PSExec and Powershell fails to run a program located in Program Files (x86)


I am struggling to use Psexec inside of a PS script to execute an interactive program. I have tried this:

PsExec.exe -i \\192.168.100.95 -u Administrador -p Test1234 cmd /c "echo . | powershell notepad" 2> $null

... and it runs perfectly fine. Notepad is launched on a remote machine. Now, when I want to run .exe from Program Files (x86) I get absolutely nothing. I have tried this variations to run 1.exe located in ProgramFiles(x86):

PsExec.exe -i \\192.168.100.95 -u Administrador -p Test1234 cmd /c "echo . | powershell "${env:ProgramFiles(x86)}\1.exe"" 2> $null

PsExec.exe -i \\192.168.100.95 -u Administrador -p Test1234 cmd /c "echo . | powershell "${env:ProgramFiles(x86)}" + "\1.exe"" 2> $null

However none of them work. Any idea what´s wrong?


Solution

  • Try the following:

    psexec cmd /c 'echo . | powershell "& \"${env:ProgramFiles(x86)}\1.exe\"' 2>$null
    

    Note: To better focus on the fundamentals of the solution, I've simplified the psexec command, but the original command should work too.

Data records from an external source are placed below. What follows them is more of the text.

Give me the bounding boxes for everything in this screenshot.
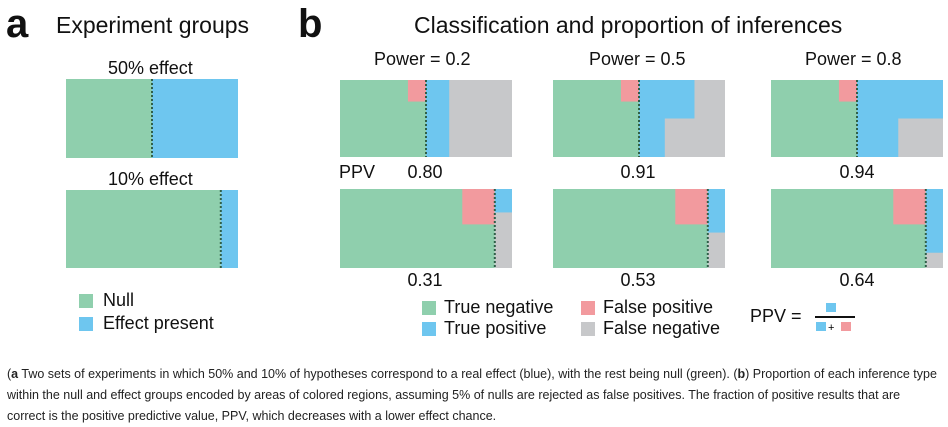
figure-caption: (a Two sets of experiments in which 50% … <box>7 364 937 427</box>
legend-effect-label: Effect present <box>103 313 214 333</box>
panel-b-bars <box>340 80 943 268</box>
true-positive-region <box>426 80 450 157</box>
group-label-10: 10% effect <box>108 169 193 189</box>
panel-a-title: Experiment groups <box>56 12 250 38</box>
legend-true-positive-label: True positive <box>444 318 547 338</box>
formula-plus: + <box>828 322 834 334</box>
true-positive-region <box>925 189 943 253</box>
panel-a-bars <box>66 79 238 268</box>
false-positive-region <box>407 80 426 102</box>
legend-false-negative-label: False negative <box>603 318 721 338</box>
true-positive-region <box>707 189 725 233</box>
ppv-formula-graphic: + <box>815 303 855 334</box>
caption-open-paren: ( <box>7 367 12 381</box>
effect-region <box>152 79 238 158</box>
formula-tp-square <box>826 303 836 312</box>
legend-false-positive-swatch <box>581 301 595 315</box>
legend-null-label: Null <box>103 290 135 310</box>
panel-b-title: Classification and proportion of inferen… <box>414 12 843 38</box>
caption-a-letter: a <box>11 367 19 381</box>
true-positive-region-lower <box>639 118 665 157</box>
null-region <box>66 190 221 268</box>
caption-b-letter: b <box>737 367 746 381</box>
legend-false-positive-label: False positive <box>603 297 714 317</box>
false-positive-region <box>462 189 495 225</box>
ppv-row-label: PPV <box>339 162 376 182</box>
group-label-50: 50% effect <box>108 58 193 78</box>
ppv-value-10-p05: 0.53 <box>620 270 656 290</box>
formula-fp-square-denominator <box>841 322 851 331</box>
legend-effect-swatch <box>79 317 93 331</box>
power-label-0.5: Power = 0.5 <box>589 49 686 69</box>
ppv-value-50-p05: 0.91 <box>620 162 656 182</box>
true-positive-region-lower <box>857 118 899 157</box>
ppv-value-10-p02: 0.31 <box>407 270 443 290</box>
panel-a-letter: a <box>6 2 29 46</box>
false-positive-region <box>838 80 857 102</box>
true-positive-region <box>494 189 512 213</box>
caption-a-text: Two sets of experiments in which 50% and… <box>18 367 738 381</box>
legend-true-positive-swatch <box>422 322 436 336</box>
true-positive-region <box>639 80 695 119</box>
panel-b-letter: b <box>298 2 323 46</box>
false-positive-region <box>675 189 708 225</box>
formula-tp-square-denominator <box>816 322 826 331</box>
effect-region <box>220 190 238 268</box>
legend-false-negative-swatch <box>581 322 595 336</box>
ppv-formula-lhs: PPV = <box>750 306 802 326</box>
legend-true-negative-swatch <box>422 301 436 315</box>
true-positive-region <box>857 80 943 119</box>
caption-b-text: ) Proportion of each inference type with… <box>7 367 937 423</box>
power-label-0.2: Power = 0.2 <box>374 49 471 69</box>
power-label-0.8: Power = 0.8 <box>805 49 902 69</box>
legend-true-negative-label: True negative <box>444 297 554 317</box>
null-region <box>66 79 152 158</box>
ppv-value-50-p08: 0.94 <box>839 162 875 182</box>
ppv-value-50-p02: 0.80 <box>407 162 443 182</box>
legend-null-swatch <box>79 294 93 308</box>
false-positive-region <box>893 189 926 225</box>
ppv-value-10-p08: 0.64 <box>839 270 875 290</box>
false-positive-region <box>620 80 639 102</box>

    • The entire string passed to cmd /k is single-quoted to prevent PS from interpolating elements up front, notably ${env:ProgramFiles(x86)} whose expansion should be deferred until the command is executed on the target machine.

      • Note that you normally need a double-quoted string when you pass a command line to cmd /c when invoking from cmd.exe itself. From within PowerShell, however, this is not a requirement: PowerShell first parses the string - whether single- or double-quoted originally - interpolates, if applicable, and then passes the resulting string double-quoted to the external command.
    • Note the & \"...\" construct in the context of the powershell argument, which ensures that the path with embedded spaces is correctly executed.

      • Curiously, PS requires " chars. to be escaped as \" when a parameter is passed from the outside world (as opposed to escaping as `" inside the realm of PS).

      • The command passed to powershell as a whole must be double-quoted, because cmd.exe - in whose context powershell is invoked due to cmd /c - only recognizes double quotes as parameter delimiters and only double quotes protect the enclosed content (mostly) from interpretation.


    Why your commands didn't work:

    • The primary problem was that the executable path that you wanted powershell.exe to invoke ended up containing spaces (C:\Program Files...), causing PowerShell not to recognize the entire path as a single argument. Such a path must be (a) quoted and (b) invoked with &, the call operator.
      (In the 2nd attempt, with + ... (string concatenation), you would have had to use & also, and enclose the concatenation in (...)).

      • For debugging, using cmd /k instead of cmd /c can give you a better sense of how the command is ultimately executed (/k keeps the console window open after execution of the command).
    • A subtler point is that by using a double-quoted string overall, ${env:ProgramFiles(x86)} was expanded on the source machine rather than on the target machine, where the definition of that environment variable may or may not be the same.